The case originated when AstraZeneca brought a patent infringement action against several makers of generic drugs after the generics applied for approval to market their own identical versions of Crestor before the patent term was set to expire in 2016. In the original action, the generics defended by attacking the initial issuance of the patent as well as a subsequent reissue. Primarily, the generics claimed that the invention of the drug Crestor was too obvious to receive a patent.

To receive patent protection, an invention must be useful, novel, and non-obvious. An invention is obvious if, at the time of invention, others skilled in the art would find the invention an obvious improvement of the prior art. Instead, to receive a valid patent, the invention must involve a minimum level of creativity not obvious to someone skilled in the industry.

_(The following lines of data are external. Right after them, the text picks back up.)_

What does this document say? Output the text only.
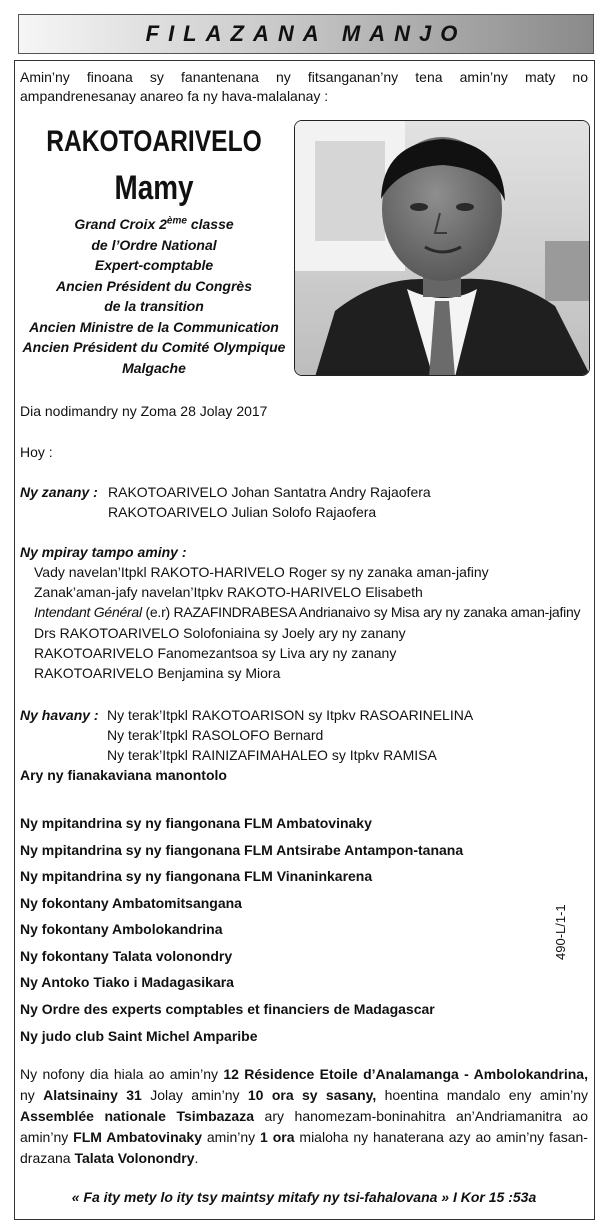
FILAZANA MANJO
Amin’ny finoana sy fanantenana ny fitsanganan’ny tena amin’ny maty no ampandrenesanay anareo fa ny hava-malalanay :
RAKOTOARIVELO
Mamy
Grand Croix 2ème classe
de l’Ordre National
Expert-comptable
Ancien Président du Congrès
de la transition
Ancien Ministre de la Communication
Ancien Président du Comité Olympique
Malgache
Dia nodimandry ny Zoma 28 Jolay 2017
Hoy :
Ny zanany : RAKOTOARIVELO Johan Santatra Andry Rajaofera
RAKOTOARIVELO Julian Solofo Rajaofera
Ny mpiray tampo aminy :
Vady navelan’Itpkl RAKOTO-HARIVELO Roger sy ny zanaka aman-jafiny
Zanak’aman-jafy navelan’Itpkv RAKOTO-HARIVELO Elisabeth
Intendant Général (e.r) RAZAFINDRABESA Andrianaivo sy Misa ary ny zanaka aman-jafiny
Drs RAKOTOARIVELO Solofoniaina sy Joely ary ny zanany
RAKOTOARIVELO Fanomezantsoa sy Liva ary ny zanany
RAKOTOARIVELO Benjamina sy Miora
Ny havany : Ny terak’Itpkl RAKOTOARISON sy Itpkv RASOARINELINA
Ny terak’Itpkl RASOLOFO Bernard
Ny terak’Itpkl RAINIZAFIMAHALEO sy Itpkv RAMISA
Ary ny fianakaviana manontolo
Ny mpitandrina sy ny fiangonana FLM Ambatovinaky
Ny mpitandrina sy ny fiangonana FLM Antsirabe Antampon-tanana
Ny mpitandrina sy ny fiangonana FLM Vinaninkarena
Ny fokontany Ambatomitsangana
Ny fokontany Ambolokandrina
Ny fokontany Talata volonondry
Ny Antoko Tiako i Madagasikara
Ny Ordre des experts comptables et financiers de Madagascar
Ny judo club Saint Michel Amparibe
490-L/1-1
Ny nofony dia hiala ao amin’ny 12 Résidence Etoile d’Analamanga - Ambolokandrina, ny Alatsinainy 31 Jolay amin’ny 10 ora sy sasany, hoentina mandalo eny amin’ny Assemblée nationale Tsimbazaza ary hanomezam-boninahitra an’Andriamanitra ao amin’ny FLM Ambatovinaky amin’ny 1 ora mialoha ny hanaterana azy ao amin’ny fasan-drazana Talata Volonondry.
« Fa ity mety lo ity tsy maintsy mitafy ny tsi-fahalovana » I Kor 15 :53a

On appeal, aside from arguing that the drug was an obvious extension of the prior art, the generic drug makers argue that the original patent was intentionally drawn too broadly, in order to receive over-reaching patent protection. They also claim that the more narrowly drawn reissued patent did not cure these defects. In addition, the generics allege that original patent applicant, Shionogi (from whom AstraZeneca licenses the Crestor patent), withheld crucial documents from the USPTO in the patent application process.

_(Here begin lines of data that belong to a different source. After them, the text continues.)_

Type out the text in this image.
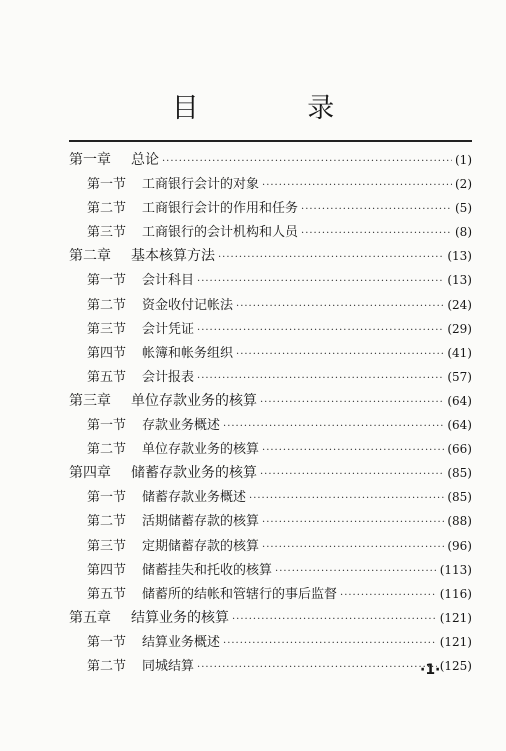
目 录
第一章 总论 ·····	(1)
第一节 工商银行会计的对象 ·····	(2)
第二节 工商银行会计的作用和任务 ·····	(5)
第三节 工商银行的会计机构和人员 ·····	(8)
第二章 基本核算方法 ·····	(13)
第一节 会计科目 ·····	(13)
第二节 资金收付记帐法 ·····	(24)
第三节 会计凭证 ·····	(29)
第四节 帐簿和帐务组织 ·····	(41)
第五节 会计报表 ·····	(57)
第三章 单位存款业务的核算 ·····	(64)
第一节 存款业务概述 ·····	(64)
第二节 单位存款业务的核算 ·····	(66)
第四章 储蓄存款业务的核算 ·····	(85)
第一节 储蓄存款业务概述 ·····	(85)
第二节 活期储蓄存款的核算 ·····	(88)
第三节 定期储蓄存款的核算 ·····	(96)
第四节 储蓄挂失和托收的核算 ·····	(113)
第五节 储蓄所的结帐和管辖行的事后监督 ·····	(116)
第五章 结算业务的核算 ·····	(121)
第一节 结算业务概述 ·····	(121)
第二节 同城结算 ·····	(125)
·1·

The generic drug companies failed to prove these allegations before the District Court judge in the original suit and appealed to the U.S. Court of Appeals for the Federal Circuit, which held oral arguments in the case on October 5, 2011. The case comes with high stakes, both for AstraZeneca and the generic companies. Crestor achieved worldwide sales amounting to over five billion dollars in 2010, with over 2.6 billion dollars in the United States. The market for the drug is only expected to increase as AstraZeneca reaches the termination of the 20 year patent term in 2016.